Comment faire alors pour éloigner les ombres et créer des espaces propices à la confiance, à l’échange et au dialogue avec les Premiers Peuples? Comment s’engager plus en profondeur dans ce processus pour transformer la relation?
Vers une programmation culturelle cocréée
C’est sur la trame de fond d’une réflexion poussée sur ces principes de réconciliation et de réparation que le Musée McCord Stewart a entrepris d’élaborer une programmation culturelle en collaboration avec des représentant·e·s de communautés autochtones. Forte de son expérience et de son expertise dans le grand univers de l’autochtonie, l’équipe du Musée a été mandatée par le Conseil des arts de Montréal pour mener une réflexion dans l’action.
Différents projets ont donc été mis sur pied à la suite de discussions ouvertes avec des intervenant.e·s du milieu autochtone. Deux artistes, Ivanie Aubin-Malo et Barbara Diabo, une chercheuse universitaire, Caroline Nepton Hotte, et un représentant d’un organisme communautaire, Elie-John Joseph de Wapikoni mobile, ont été interpellés pour offrir leur point de vue et partager leur vision d’une programmation culturelle basée sur des approches renouvelées qui tiennent compte des réalités et des besoins des créatrices et créateurs, tout comme ceux des publics autochtones.
Les voix des collaboratrices et collaborateurs autochtones ont été entendues à l’intérieur des murs du Musée et les échanges ont permis de tirer le constat suivant : l’institution devait revoir certaines de ses pratiques pour devenir un lieu d’accueil et de partage. Il fallait faire autrement et réfléchir à la manière d’ouvrir les portes pour tenir compte des attentes exprimées par les partenaires du milieu.
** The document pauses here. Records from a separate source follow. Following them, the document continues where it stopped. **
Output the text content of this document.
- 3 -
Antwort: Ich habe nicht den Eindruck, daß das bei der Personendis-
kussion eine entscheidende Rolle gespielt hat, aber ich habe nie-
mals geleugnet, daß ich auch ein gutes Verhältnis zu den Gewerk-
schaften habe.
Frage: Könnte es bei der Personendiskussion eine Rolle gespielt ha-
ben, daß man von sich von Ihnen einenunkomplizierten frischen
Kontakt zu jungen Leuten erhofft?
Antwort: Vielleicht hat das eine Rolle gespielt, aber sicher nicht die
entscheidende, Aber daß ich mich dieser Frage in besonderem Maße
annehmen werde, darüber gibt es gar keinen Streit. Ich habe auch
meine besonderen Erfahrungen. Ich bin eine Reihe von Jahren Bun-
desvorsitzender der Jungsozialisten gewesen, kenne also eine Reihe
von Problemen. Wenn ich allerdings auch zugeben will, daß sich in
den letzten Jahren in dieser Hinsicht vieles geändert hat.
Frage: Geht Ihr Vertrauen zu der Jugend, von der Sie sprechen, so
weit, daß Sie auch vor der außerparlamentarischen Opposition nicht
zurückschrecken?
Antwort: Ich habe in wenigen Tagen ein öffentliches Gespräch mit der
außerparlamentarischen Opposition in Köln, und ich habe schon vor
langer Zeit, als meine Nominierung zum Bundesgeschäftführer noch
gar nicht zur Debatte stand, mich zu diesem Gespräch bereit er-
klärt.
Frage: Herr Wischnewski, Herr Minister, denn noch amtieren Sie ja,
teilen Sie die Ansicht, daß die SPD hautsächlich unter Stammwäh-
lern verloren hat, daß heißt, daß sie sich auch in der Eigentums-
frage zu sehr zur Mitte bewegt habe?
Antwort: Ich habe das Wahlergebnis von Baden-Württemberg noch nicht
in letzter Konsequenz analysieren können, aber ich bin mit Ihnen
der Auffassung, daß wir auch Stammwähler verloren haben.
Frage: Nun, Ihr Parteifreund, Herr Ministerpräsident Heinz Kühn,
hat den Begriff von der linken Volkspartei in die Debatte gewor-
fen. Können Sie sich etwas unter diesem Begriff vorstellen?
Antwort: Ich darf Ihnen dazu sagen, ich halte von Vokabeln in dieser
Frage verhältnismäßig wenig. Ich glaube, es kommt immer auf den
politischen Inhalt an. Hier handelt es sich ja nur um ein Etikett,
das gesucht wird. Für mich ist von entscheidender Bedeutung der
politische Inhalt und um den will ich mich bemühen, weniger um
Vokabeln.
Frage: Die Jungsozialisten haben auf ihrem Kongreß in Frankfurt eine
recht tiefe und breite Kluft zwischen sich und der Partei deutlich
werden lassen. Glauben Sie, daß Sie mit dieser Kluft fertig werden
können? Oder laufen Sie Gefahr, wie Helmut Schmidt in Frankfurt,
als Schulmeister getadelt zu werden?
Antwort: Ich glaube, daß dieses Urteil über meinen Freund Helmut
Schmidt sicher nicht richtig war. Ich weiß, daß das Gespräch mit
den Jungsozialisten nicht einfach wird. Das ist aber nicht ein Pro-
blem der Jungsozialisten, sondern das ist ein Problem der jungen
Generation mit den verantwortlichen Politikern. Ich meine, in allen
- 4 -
Un espace sécuritaire et une démocratisation de l'accès
Dans l’intention de faire du Musée un espace où les communautés et les artistes autochtones se sentent pleinement accueillis, différents projets ont été réalisés. Par exemple, des locaux sont maintenant offerts pour permettre la tenue d’évènements organisés par, pour et avec des groupes autochtones, ce qui permet de développer une autre relation avec un lieu où, normalement, les gens du public ne sont que des passants anonymes.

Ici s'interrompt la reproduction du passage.